ناصحان را دست بست و بند کرد ** ظلم را پیوند در پیوند کرد
“Madem iş bu dereceye vardı. Ey köpek, sabret; kahrımız erişti!” diye bir ses geldi.
بانگ آمد کار چون اینجا رسید ** پای دار ای سگ که قهر ما رسید
Ondan sonra ateş kırk arşın alevlendi; bir halka teşkil etti ve o Yahudileri yaktı.
بعد از آن آتش چهل گز بر فروخت ** حلقه گشت و آن جهودان را بسوخت
Onların asılları önceden de ateşti; sonunda da asıllarına gittiler.
اصل ایشان بود آتش ابتدا ** سوی اصل خویش رفتند انتها
Zaten zümre ateşten doğmuştu.
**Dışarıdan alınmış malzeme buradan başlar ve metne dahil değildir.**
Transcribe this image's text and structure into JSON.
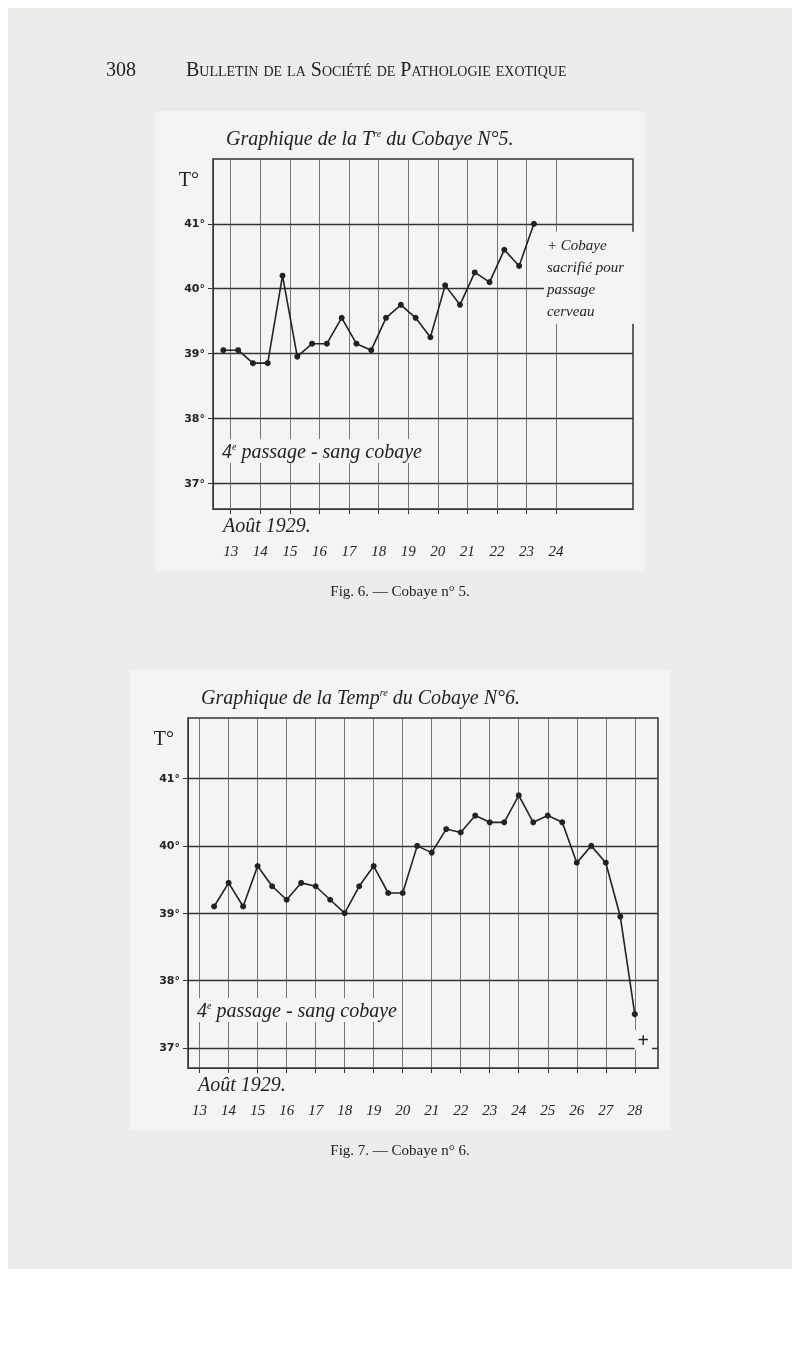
{
  "chart_data": [
    {
      "type": "line",
      "title": "Graphique de la T$^{re}$ du Cobaye N°5.",
      "xlabel": "Août 1929.",
      "ylabel": "T°",
      "x": [
        12.75,
        13.25,
        13.75,
        14.25,
        14.75,
        15.25,
        15.75,
        16.25,
        16.75,
        17.25,
        17.75,
        18.25,
        18.75,
        19.25,
        19.75,
        20.25,
        20.75,
        21.25,
        21.75,
        22.25,
        22.75,
        23.25
      ],
      "series": [
        {
          "color": "#222222",
          "values": [
            39.05,
            39.05,
            38.85,
            38.85,
            40.2,
            38.95,
            39.15,
            39.15,
            39.55,
            39.15,
            39.05,
            39.55,
            39.75,
            39.55,
            39.25,
            40.05,
            39.75,
            40.25,
            40.1,
            40.6,
            40.35,
            41.0
          ]
        }
      ],
      "xlim": [
        12.4,
        26.6
      ],
      "ylim": [
        36.6,
        42
      ],
      "xticks": [
        13,
        14,
        15,
        16,
        17,
        18,
        19,
        20,
        21,
        22,
        23,
        24
      ],
      "yticks": [
        {
          "value": 37,
          "label": "37°"
        },
        {
          "value": 38,
          "label": "38°"
        },
        {
          "value": 39,
          "label": "39°"
        },
        {
          "value": 40,
          "label": "40°"
        },
        {
          "value": 41,
          "label": "41°"
        }
      ],
      "grid": true,
      "marker": "circle",
      "line_style": "solid",
      "annotations": [
        "308",
        "Bulletin de la Société de Pathologie exotique",
        "4$^{e}$ passage - sang cobaye",
        {
          "text": "+ Cobaye sacrifié pour passage cerveau",
          "x": 23.25,
          "y": 41.0
        },
        "Fig. 6. — Cobaye n° 5."
      ]
    },
    {
      "type": "line",
      "title": "Graphique de la Temp$^{re}$ du Cobaye N°6.",
      "xlabel": "Août 1929.",
      "ylabel": "T°",
      "x": [
        13.5,
        14,
        14.5,
        15,
        15.5,
        16,
        16.5,
        17,
        17.5,
        18,
        18.5,
        19,
        19.5,
        20,
        20.5,
        21,
        21.5,
        22,
        22.5,
        23,
        23.5,
        24,
        24.5,
        25,
        25.5,
        26,
        26.5,
        27,
        27.5,
        28
      ],
      "series": [
        {
          "color": "#222222",
          "values": [
            39.1,
            39.45,
            39.1,
            39.7,
            39.4,
            39.2,
            39.45,
            39.4,
            39.2,
            39.0,
            39.4,
            39.7,
            39.3,
            39.3,
            40.0,
            39.9,
            40.25,
            40.2,
            40.45,
            40.35,
            40.35,
            40.75,
            40.35,
            40.45,
            40.35,
            39.75,
            40.0,
            39.75,
            38.95,
            37.5
          ]
        }
      ],
      "xlim": [
        12.6,
        28.8
      ],
      "ylim": [
        36.7,
        41.9
      ],
      "xticks": [
        13,
        14,
        15,
        16,
        17,
        18,
        19,
        20,
        21,
        22,
        23,
        24,
        25,
        26,
        27,
        28
      ],
      "yticks": [
        {
          "value": 37,
          "label": "37°"
        },
        {
          "value": 38,
          "label": "38°"
        },
        {
          "value": 39,
          "label": "39°"
        },
        {
          "value": 40,
          "label": "40°"
        },
        {
          "value": 41,
          "label": "41°"
        }
      ],
      "grid": true,
      "marker": "circle",
      "line_style": "solid",
      "annotations": [
        "4$^{e}$ passage - sang cobaye",
        "+",
        "Fig. 7. — Cobaye n° 6."
      ]
    }
  ]
}
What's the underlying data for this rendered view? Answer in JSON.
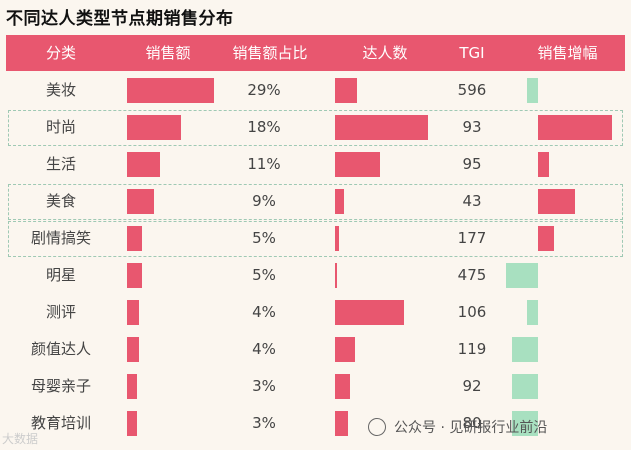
{
  "title": "不同达人类型节点期销售分布",
  "headers": [
    "分类",
    "销售额",
    "销售额占比",
    "达人数",
    "TGI",
    "销售增幅"
  ],
  "colors": {
    "header": "#e8576f",
    "pink_bar": "#e8576f",
    "green_bar": "#a8e0c0",
    "text": "#444444"
  },
  "rows": [
    {
      "category": "美妆",
      "share": "29%",
      "tgi": "596"
    },
    {
      "category": "时尚",
      "share": "18%",
      "tgi": "93"
    },
    {
      "category": "生活",
      "share": "11%",
      "tgi": "95"
    },
    {
      "category": "美食",
      "share": "9%",
      "tgi": "43"
    },
    {
      "category": "剧情搞笑",
      "share": "5%",
      "tgi": "177"
    },
    {
      "category": "明星",
      "share": "5%",
      "tgi": "475"
    },
    {
      "category": "测评",
      "share": "4%",
      "tgi": "106"
    },
    {
      "category": "颜值达人",
      "share": "4%",
      "tgi": "119"
    },
    {
      "category": "母婴亲子",
      "share": "3%",
      "tgi": "92"
    },
    {
      "category": "教育培训",
      "share": "3%",
      "tgi": "80"
    }
  ],
  "chart_data": {
    "type": "table",
    "title": "不同达人类型节点期销售分布",
    "categories": [
      "美妆",
      "时尚",
      "生活",
      "美食",
      "剧情搞笑",
      "明星",
      "测评",
      "颜值达人",
      "母婴亲子",
      "教育培训"
    ],
    "series": [
      {
        "name": "销售额",
        "values": [
          29,
          18,
          11,
          9,
          5,
          5,
          4,
          4,
          3,
          3
        ]
      },
      {
        "name": "销售额占比",
        "values": [
          29,
          18,
          11,
          9,
          5,
          5,
          4,
          4,
          3,
          3
        ]
      },
      {
        "name": "达人数",
        "values": [
          24,
          100,
          48,
          10,
          4,
          1,
          74,
          22,
          16,
          14
        ]
      },
      {
        "name": "TGI",
        "values": [
          596,
          93,
          95,
          43,
          177,
          475,
          106,
          119,
          92,
          80
        ]
      },
      {
        "name": "销售增幅",
        "values": [
          -2,
          14,
          2,
          7,
          3,
          -6,
          -2,
          -5,
          -5,
          -5
        ]
      }
    ]
  },
  "watermark": {
    "text": "公众号 · 见研报行业前沿",
    "corner": "大数据"
  },
  "dashed_rows": [
    1,
    3,
    4
  ]
}
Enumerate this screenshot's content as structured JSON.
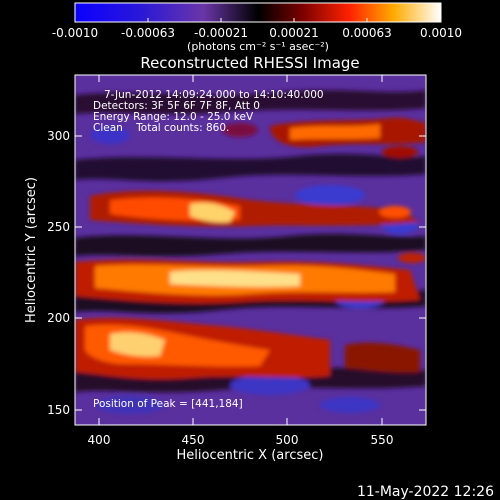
{
  "colorbar": {
    "ticks": [
      "-0.0010",
      "-0.00063",
      "-0.00021",
      "0.00021",
      "0.00063",
      "0.0010"
    ],
    "units": "(photons cm⁻² s⁻¹ asec⁻²)"
  },
  "plot": {
    "title": "Reconstructed RHESSI Image",
    "xlabel": "Heliocentric X (arcsec)",
    "ylabel": "Heliocentric Y (arcsec)",
    "x_ticks": [
      "400",
      "450",
      "500",
      "550"
    ],
    "y_ticks": [
      "150",
      "200",
      "250",
      "300"
    ],
    "info_lines": [
      "7-Jun-2012 14:09:24.000 to 14:10:40.000",
      "Detectors: 3F 5F 6F 7F 8F, Att 0",
      "Energy Range: 12.0 - 25.0 keV",
      "Clean    Total counts: 860."
    ],
    "peak_text": "Position of Peak = [441,184]"
  },
  "footer": {
    "date": "11-May-2022 12:26"
  }
}
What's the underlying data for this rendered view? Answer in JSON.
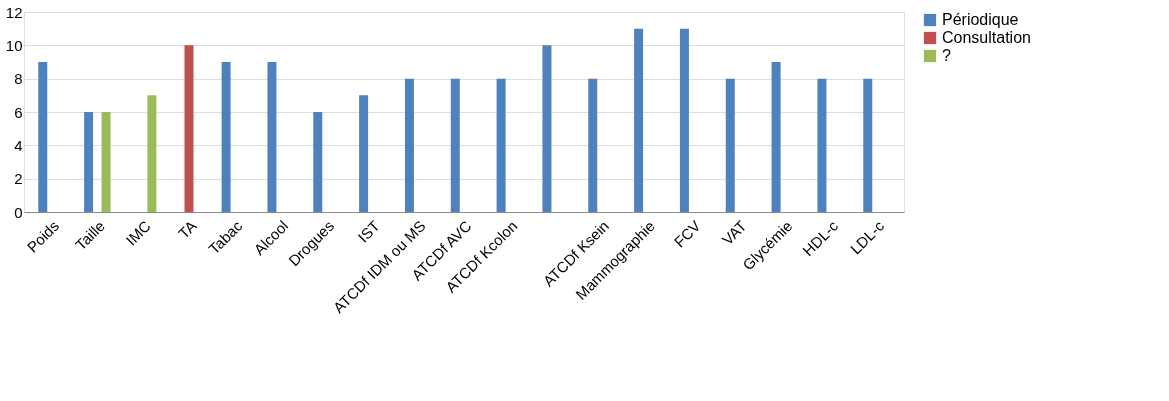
{
  "chart_data": {
    "type": "bar",
    "categories": [
      "Poids",
      "Taille",
      "IMC",
      "TA",
      "Tabac",
      "Alcool",
      "Drogues",
      "IST",
      "ATCDf IDM ou MS",
      "ATCDf AVC",
      "ATCDf Kcolon",
      null,
      "ATCDf Ksein",
      "Mammographie",
      "FCV",
      "VAT",
      "Glycémie",
      "HDL-c",
      "LDL-c"
    ],
    "series": [
      {
        "name": "Périodique",
        "color": "#4f81bd",
        "values": [
          9,
          6,
          null,
          null,
          9,
          9,
          6,
          7,
          8,
          8,
          8,
          10,
          8,
          11,
          11,
          8,
          9,
          8,
          8
        ]
      },
      {
        "name": "Consultation",
        "color": "#c0504d",
        "values": [
          null,
          null,
          null,
          10,
          null,
          null,
          null,
          null,
          null,
          null,
          null,
          null,
          null,
          null,
          null,
          null,
          null,
          null,
          null
        ]
      },
      {
        "name": "?",
        "color": "#9bbb59",
        "values": [
          null,
          6,
          7,
          null,
          null,
          null,
          null,
          null,
          null,
          null,
          null,
          null,
          null,
          null,
          null,
          null,
          null,
          null,
          null
        ]
      }
    ],
    "ylim": [
      0,
      12
    ],
    "yticks": [
      0,
      2,
      4,
      6,
      8,
      10,
      12
    ],
    "grid": "y",
    "legend": "right"
  }
}
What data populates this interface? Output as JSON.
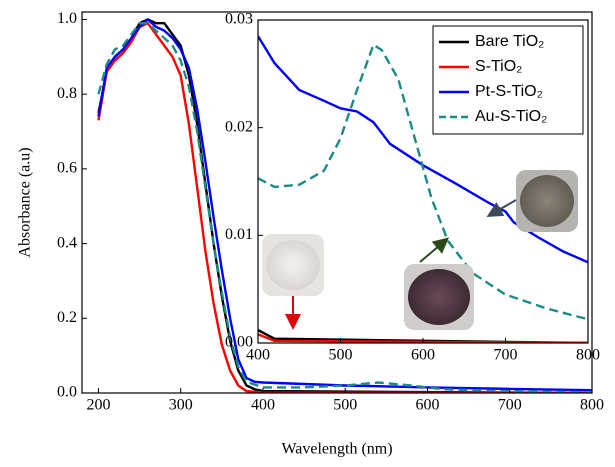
{
  "chart_data": [
    {
      "type": "line",
      "xlabel": "Wavelength (nm)",
      "ylabel": "Absorbance (a.u)",
      "xlim": [
        180,
        800
      ],
      "xticks": [
        200,
        300,
        400,
        500,
        600,
        700,
        800
      ],
      "ylim": [
        0,
        1.02
      ],
      "yticks": [
        {
          "value": 0,
          "label": "0.0"
        },
        0.2,
        0.4,
        0.6,
        0.8,
        {
          "value": 1,
          "label": "1.0"
        }
      ],
      "series": [
        {
          "color": "#000000",
          "style": "solid",
          "x": [
            200,
            210,
            220,
            230,
            240,
            250,
            260,
            270,
            280,
            290,
            300,
            310,
            320,
            330,
            340,
            350,
            360,
            370,
            380,
            390,
            400,
            800
          ],
          "values": [
            0.75,
            0.86,
            0.9,
            0.92,
            0.95,
            0.99,
            1.0,
            0.99,
            0.99,
            0.96,
            0.93,
            0.85,
            0.72,
            0.56,
            0.4,
            0.26,
            0.14,
            0.06,
            0.02,
            0.01,
            0.005,
            0.0
          ]
        },
        {
          "color": "#ff0000",
          "style": "solid",
          "x": [
            200,
            210,
            220,
            230,
            240,
            250,
            260,
            270,
            280,
            290,
            300,
            310,
            320,
            330,
            340,
            350,
            360,
            370,
            380,
            400,
            800
          ],
          "values": [
            0.73,
            0.86,
            0.89,
            0.91,
            0.94,
            0.98,
            0.99,
            0.96,
            0.93,
            0.9,
            0.85,
            0.72,
            0.55,
            0.38,
            0.24,
            0.13,
            0.06,
            0.02,
            0.005,
            0.001,
            0.0
          ]
        },
        {
          "color": "#0000ff",
          "style": "solid",
          "x": [
            200,
            210,
            220,
            230,
            240,
            250,
            260,
            270,
            280,
            290,
            300,
            310,
            320,
            330,
            340,
            350,
            360,
            370,
            380,
            390,
            400,
            500,
            600,
            700,
            800
          ],
          "values": [
            0.74,
            0.87,
            0.9,
            0.92,
            0.95,
            0.98,
            1.0,
            0.98,
            0.97,
            0.95,
            0.92,
            0.87,
            0.76,
            0.62,
            0.47,
            0.33,
            0.2,
            0.09,
            0.04,
            0.03,
            0.028,
            0.02,
            0.015,
            0.011,
            0.0075
          ]
        },
        {
          "color": "#1a8a8a",
          "style": "dashed",
          "x": [
            200,
            210,
            220,
            230,
            240,
            250,
            260,
            270,
            280,
            290,
            300,
            310,
            320,
            330,
            340,
            350,
            360,
            370,
            380,
            400,
            450,
            500,
            540,
            580,
            620,
            700,
            800
          ],
          "values": [
            0.8,
            0.88,
            0.92,
            0.93,
            0.96,
            0.99,
            0.99,
            0.97,
            0.95,
            0.93,
            0.89,
            0.82,
            0.7,
            0.55,
            0.4,
            0.27,
            0.15,
            0.07,
            0.03,
            0.015,
            0.015,
            0.02,
            0.028,
            0.02,
            0.01,
            0.005,
            0.002
          ]
        }
      ]
    },
    {
      "type": "line",
      "legend": "upper right",
      "xlim": [
        400,
        800
      ],
      "xticks": [
        400,
        500,
        600,
        700,
        800
      ],
      "ylim": [
        0,
        0.03
      ],
      "yticks": [
        {
          "value": 0,
          "label": "0.00"
        },
        0.01,
        0.02,
        0.03
      ],
      "series": [
        {
          "name": "Bare TiO₂",
          "color": "#000000",
          "style": "solid",
          "x": [
            400,
            420,
            800
          ],
          "values": [
            0.0012,
            0.0004,
            0.0
          ]
        },
        {
          "name": "S-TiO₂",
          "color": "#ff0000",
          "style": "solid",
          "x": [
            400,
            420,
            800
          ],
          "values": [
            0.0008,
            0.0002,
            0.0
          ]
        },
        {
          "name": "Pt-S-TiO₂",
          "color": "#0000ff",
          "style": "solid",
          "x": [
            400,
            420,
            450,
            480,
            500,
            520,
            540,
            560,
            600,
            640,
            680,
            700,
            710,
            740,
            770,
            800
          ],
          "values": [
            0.0285,
            0.026,
            0.0235,
            0.0225,
            0.0218,
            0.0215,
            0.0205,
            0.0185,
            0.0165,
            0.0148,
            0.013,
            0.0122,
            0.0112,
            0.0098,
            0.0085,
            0.0075
          ]
        },
        {
          "name": "Au-S-TiO₂",
          "color": "#1a8a8a",
          "style": "dashed",
          "x": [
            400,
            420,
            450,
            480,
            500,
            520,
            540,
            550,
            570,
            590,
            610,
            630,
            660,
            700,
            750,
            800
          ],
          "values": [
            0.0153,
            0.0145,
            0.0147,
            0.016,
            0.019,
            0.0235,
            0.0277,
            0.0272,
            0.0245,
            0.019,
            0.0135,
            0.0095,
            0.0065,
            0.0045,
            0.0032,
            0.0022
          ]
        }
      ]
    }
  ]
}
Cüzüler kül tarafına yol alır, o tarafa giderler.875
هم ز آتش زاده بودند آن فریق ** جزوها را سوی کل باشد طریق
Onlar ancak mümini yakan bir ateştiler. Kendilerini kendi ateşleri çerçöp gibi yaktı.
آتشی بودند مومن سوز و بس ** سوخت خود را آتش ایشان چو خس
Anası(mayası) Hâviye olan kimsenin mekânı, ancak Hâviyedir.
آن که بوده ست امه الهاویه ** هاویه آمد مر او را زاویه
Çocuk anası, onu arar; asıllar, mutlaka feri’leri izler.
مادر فرزند جویان وی است ** اصلها مر فرعها را در پی است
Su, havuz içinde zindanda mahpus gibidir ama hava onu çeker. Zira su, erkâna mensuptur (dört erkân denen hava, ateş, su ve topraktandır. Havanın feri’dir).